A storied career: Two score and 10 years ago … or, ‘I can’t believe it’s been 50 years’
I give up.
I really thought I could find a clever way to begin this week’s essay without soiling it with an abused and overused cliche.
But how else does one get the point across when the subject is reaching one of those life milestones you never expected to reach – or even make a serious run at reaching.
Sorry, but cliche or no, “I can’t believe it’s been 50 years” is the clearest way I can find to get across the message I share today.
“It doesn’t seem possible.”
“Where did the time go?”
“OMG you must have seen a lot of changes over the yers.”
“I bet working for a newspaper was a lot different when you started.”
“But you don’t look anywhere near old enough. What, did you start working when you were an infant?”
OK, I embellished that last one a tad. But a lot of people who drop their jaws when I respond to the inevitable question: “So, how long have you been at The Telegraph?” really do want to know how old I was on Monday, Oct. 2, 1972 – my first official day on the Telegraph Publishing Company payroll.
I was 18 and a half, and fresh off my three-year “mini career” as a groundskeeper, grave digger, designer of gravesites for graveside services, certified spring and fall raker, wintertime snow-shoveler, occasional dump-runner and lunch-fetcher for the foreman and his assistant at the best-maintained burial ground around – Edgewood Cemetery.
So, let’s see … 2022 minus 1972 … yep, that’s 50 years all right.
If one were to research my employment history, however, one would discover that I was offered, and promptly accepted, the position on Friday, Sept. 29, 1972, after an orientation session that consisted of my new boss, the late then-managing editor John Stylianos, pointing at a smallish table-desk hybrid and saying, “this is your desk.”
I would be sitting three feet away from the loud, smoky photo-engraving machine we called “the Fairchild” because that’s the name of the company that manufactured them back then. I was given a brief tutorial on how to run it – its purpose was to scan photos and engrave the image onto a blue, plastic sheet that, as I remember, was highly flammable.
I deduced, correctly, that engraving photos would be listed in what passed for my job description. So, I soon found out, would be developing film into negatives and making prints on special paper using the behemoth of an enlarger.
My primary job – at least that’s what I’d heard Stylianos (often called “Styli”) would be sportswriter, working under Ted Bryant, the sports editor who was the sports department.
My first assignment was covering the Nashua High-Lowell football game, which was played on the Sunday before my first day at work. I remember riding down to Lowell with Don Dillaby, a longtime Telegraph colleague who agreed to take photos of the game.
Don was best known for chasing fires, crime and such, writing the daily district court column on the outcomes of that morning’s cases. (Remember, The Telegraph hit the streets just after lunch in those days).

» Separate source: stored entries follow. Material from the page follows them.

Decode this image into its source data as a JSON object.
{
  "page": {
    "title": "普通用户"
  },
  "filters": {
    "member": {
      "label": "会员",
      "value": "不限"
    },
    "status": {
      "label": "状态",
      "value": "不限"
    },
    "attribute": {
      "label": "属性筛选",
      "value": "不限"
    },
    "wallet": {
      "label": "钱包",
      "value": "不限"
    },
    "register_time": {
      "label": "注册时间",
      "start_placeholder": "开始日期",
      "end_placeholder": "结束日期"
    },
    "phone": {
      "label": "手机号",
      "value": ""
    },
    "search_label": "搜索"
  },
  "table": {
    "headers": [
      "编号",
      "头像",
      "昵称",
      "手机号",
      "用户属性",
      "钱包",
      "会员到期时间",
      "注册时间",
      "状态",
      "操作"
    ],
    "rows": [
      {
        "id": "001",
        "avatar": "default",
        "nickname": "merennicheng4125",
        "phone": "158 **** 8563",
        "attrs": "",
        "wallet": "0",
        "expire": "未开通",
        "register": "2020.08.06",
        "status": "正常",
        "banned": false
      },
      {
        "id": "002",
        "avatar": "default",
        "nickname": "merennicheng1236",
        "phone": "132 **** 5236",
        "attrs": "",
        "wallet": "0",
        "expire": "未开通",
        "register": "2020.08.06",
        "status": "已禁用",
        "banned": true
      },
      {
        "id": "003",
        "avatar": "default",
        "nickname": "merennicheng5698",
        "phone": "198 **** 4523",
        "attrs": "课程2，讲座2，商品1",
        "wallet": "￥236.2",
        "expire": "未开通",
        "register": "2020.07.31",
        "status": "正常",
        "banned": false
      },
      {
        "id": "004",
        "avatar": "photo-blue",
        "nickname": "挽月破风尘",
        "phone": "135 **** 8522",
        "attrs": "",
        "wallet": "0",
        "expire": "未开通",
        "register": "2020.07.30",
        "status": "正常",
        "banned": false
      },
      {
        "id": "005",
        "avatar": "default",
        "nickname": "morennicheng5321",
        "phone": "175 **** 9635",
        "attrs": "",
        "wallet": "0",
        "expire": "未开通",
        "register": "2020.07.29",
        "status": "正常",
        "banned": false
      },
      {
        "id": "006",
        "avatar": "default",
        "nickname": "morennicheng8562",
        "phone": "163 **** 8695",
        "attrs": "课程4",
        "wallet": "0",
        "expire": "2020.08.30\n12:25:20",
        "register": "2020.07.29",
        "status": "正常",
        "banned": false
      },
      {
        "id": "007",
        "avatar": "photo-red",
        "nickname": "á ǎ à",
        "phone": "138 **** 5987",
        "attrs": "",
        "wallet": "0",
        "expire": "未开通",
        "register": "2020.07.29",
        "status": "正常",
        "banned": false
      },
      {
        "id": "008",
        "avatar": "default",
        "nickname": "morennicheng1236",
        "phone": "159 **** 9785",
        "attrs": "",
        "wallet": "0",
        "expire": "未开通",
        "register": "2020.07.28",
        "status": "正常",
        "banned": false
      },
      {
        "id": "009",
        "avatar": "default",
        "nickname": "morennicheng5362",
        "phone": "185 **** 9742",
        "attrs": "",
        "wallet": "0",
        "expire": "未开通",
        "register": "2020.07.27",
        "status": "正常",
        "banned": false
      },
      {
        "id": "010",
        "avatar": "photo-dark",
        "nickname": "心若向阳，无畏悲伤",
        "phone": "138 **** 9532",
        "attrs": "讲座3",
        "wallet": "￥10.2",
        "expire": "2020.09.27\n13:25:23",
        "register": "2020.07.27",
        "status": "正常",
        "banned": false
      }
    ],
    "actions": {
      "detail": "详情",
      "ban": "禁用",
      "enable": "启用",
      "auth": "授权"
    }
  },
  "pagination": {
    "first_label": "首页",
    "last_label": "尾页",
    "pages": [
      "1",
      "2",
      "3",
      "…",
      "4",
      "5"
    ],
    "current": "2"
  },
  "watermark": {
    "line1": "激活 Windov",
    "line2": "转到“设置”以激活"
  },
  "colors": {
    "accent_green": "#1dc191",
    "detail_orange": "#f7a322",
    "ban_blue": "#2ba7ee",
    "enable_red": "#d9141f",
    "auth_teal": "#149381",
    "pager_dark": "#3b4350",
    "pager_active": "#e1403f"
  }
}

Besides Don, Ted and Styli, my first set of newsroom co-workers included my father, he was city editor; Max Cook, editorial writer and columnist; and George Woodes, the suburban, or regional, editor saddled with the daily chore of boiling down dozens of typewritten pages – literally hundreds of column inches of copy – from mostly elderly folks who “covered” the goings-on in their respective towns.
Marsha Clement was the editor of and writer for the “women’s page,” which once a week became a “women’s section” filled with, well, you know, women’s issues and the things women (supposedly) cared about.
I still can’t help rolling my eyes each time I come across a story or photo from those days in which women were featured or quoted or otherwise mentioned: probably 95 percent of the women who were married seem to have had no identity of their own. “Mary Smith” was identified as “Mrs. John Smith,” and so on.
Yeah, you could say that “working for a newspaper was a lot different when I started.”
As I remember, having taken numerous photos of women’s groups, organizations and so forth in my early Telegraph years, the women seemed fine with being “Mrs. John Smith.”
Which is just as well, because I have no idea how I would have reacted if one or more of the women insisted “I am MARY Smith, not Mrs. JOHN Smith … make sure you get that right in the paper!”
The team of reporters I joined that October day included Claudette Durocher, the City Hall reporter who would go on to become editorial page editor and retired after 44 years; Jim Pappademas, a liberal’s liberal who preferred “J. R. Pappademas” as his byline; and Pete Charest, a bright, clever Bishop Guertin graduate with a knack for photography.
Well, time to oil up the ol’ reliable Royal, change the ribbon – make sure to grab the all-black one, not the black-and-red one, those are for the bookeeping people – crank in a fresh sheet of copy paper, twist the roller knob and pull the silver “return” lever from left to right.